Among 85 tumors which were found to be positive for Sema4D, 63(74.1 %) were positive for PlexinB1. On the other hand, among the 131 tumors which found to be negative for Sema4D, 42(32 %) were negative for PlexinB1. There was a significant correlation between the expression of Sema4D and PlexinB1 (p < 0.001, Table 2).

Sixty-three patients (27.9 %) expressed both Sema4D and PlexinB1. There were no significant differences in the amount of infiltrated inflammatory cells around the tumor stroma between the positive Sema4D/PlexinB1 group and the negative Sema4D/PlexinB1 group (p = 0.539). We examined the correlations between the positive expression of both Sema4D and PlexinB1 and the clinicopathological findings. The expression of both Sema4D and PlexinB1 was found to be correlated with all of the clinicopathological factors that were examined, with the exception of age, gender and histology (Table 3). In addition, we evaluated the presence of any correlation between the treatment as an adjuvant chemotherapy and the expression of Sema4D and PlexinB1. Adjuvant chemotherapy was administered to patients who belonged to the high risk groups with stage II and stage III disease, except for patients who rejected any further treatment and those who demonstrated a poor performance status. As a result, no significant differences were observed between the adjuvant chemotherapy and the combination of Sema4D and PlexinB1 expression at each stage (Table 4).

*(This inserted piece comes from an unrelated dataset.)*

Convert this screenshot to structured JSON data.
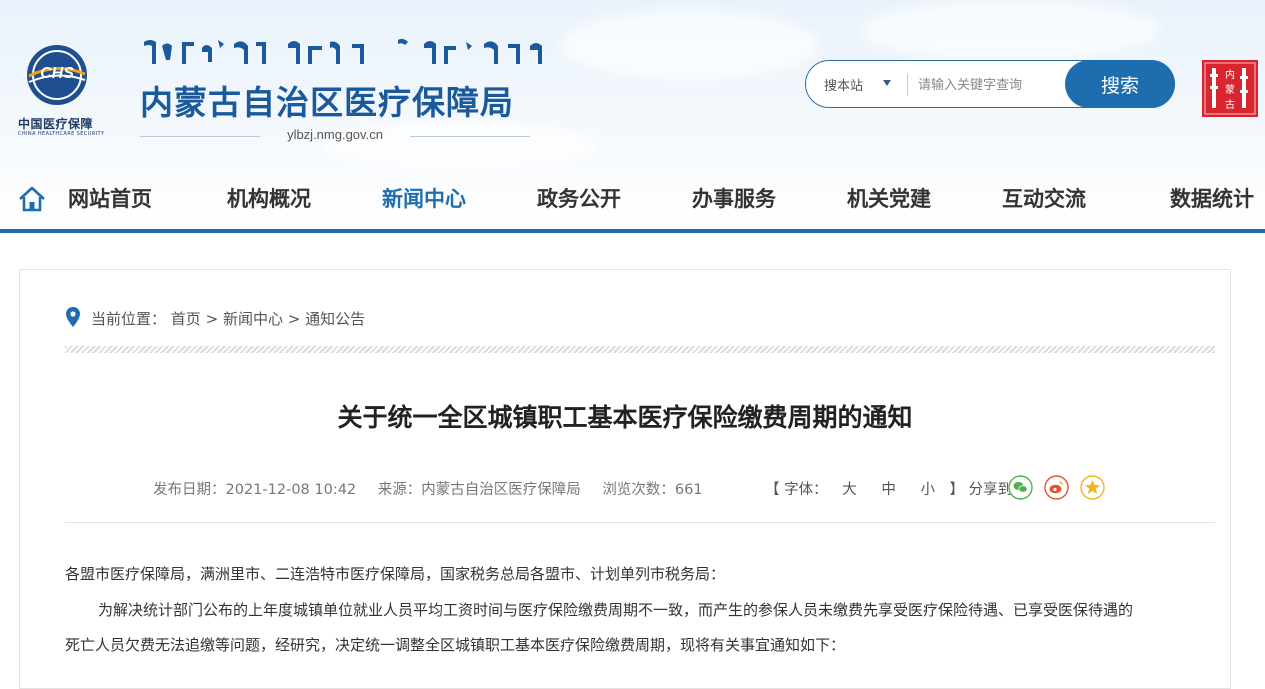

The patients of both Sema4D and PlexinB1 positive groups exhibited a worse prognosis compared to the others (p < 0.001, Fig. 3). In the univariate analysis, histology, the depth of tumor invasion, lymph node metastasis, lymphatic invasion, venous invasion and positivity for both Sema4D and PlexinB1 were found to be significantly associated with overall survival (Table 5). However, a multivariate analysis demonstrated that the depth of tumor invasion (HR 2.692, CI 1.022–9.317; P = 0.044), lymph node metastasis (HR 2.304, CI 1.138–5.069; P = 0.019), and the positive expression of both Sema4D and PlexinB1 (HR 1.681, CI 1.004–2.819; P = 0.047) were an independent risk factors for worse survival (Table 5). The recurrence rate was 46 % (29/63) in patients who positively expressed both Sema4D and PlexinB1, and 16.6 % (27/163) in the other patients; this amounted to a significant difference (p < 0.001). The relapse-free survival (RFS) of the patients who positively expressed both Sema4D and PlexinB1was significantly worse than that of other patients (p < 0.001, Fig. 4). In the univariate analysis, histology, the depth of tumor invasion, lymph node metastasis, lymphatic invasion, venous invasion and positivity for both Sema4D and PlexinB1 were found to be significantly associated with RFS (Table 6). However, a multivariate analysis demonstrated that lymph node metastasis (HR 2.783, CI 1.425–5.822; P = 0.002), and the positive expression of both Sema4D and PlexinB1 (HR 1.079, CI 1.013–2.868; P = 0.044) were an independent risk factors for worse survival (Table 6).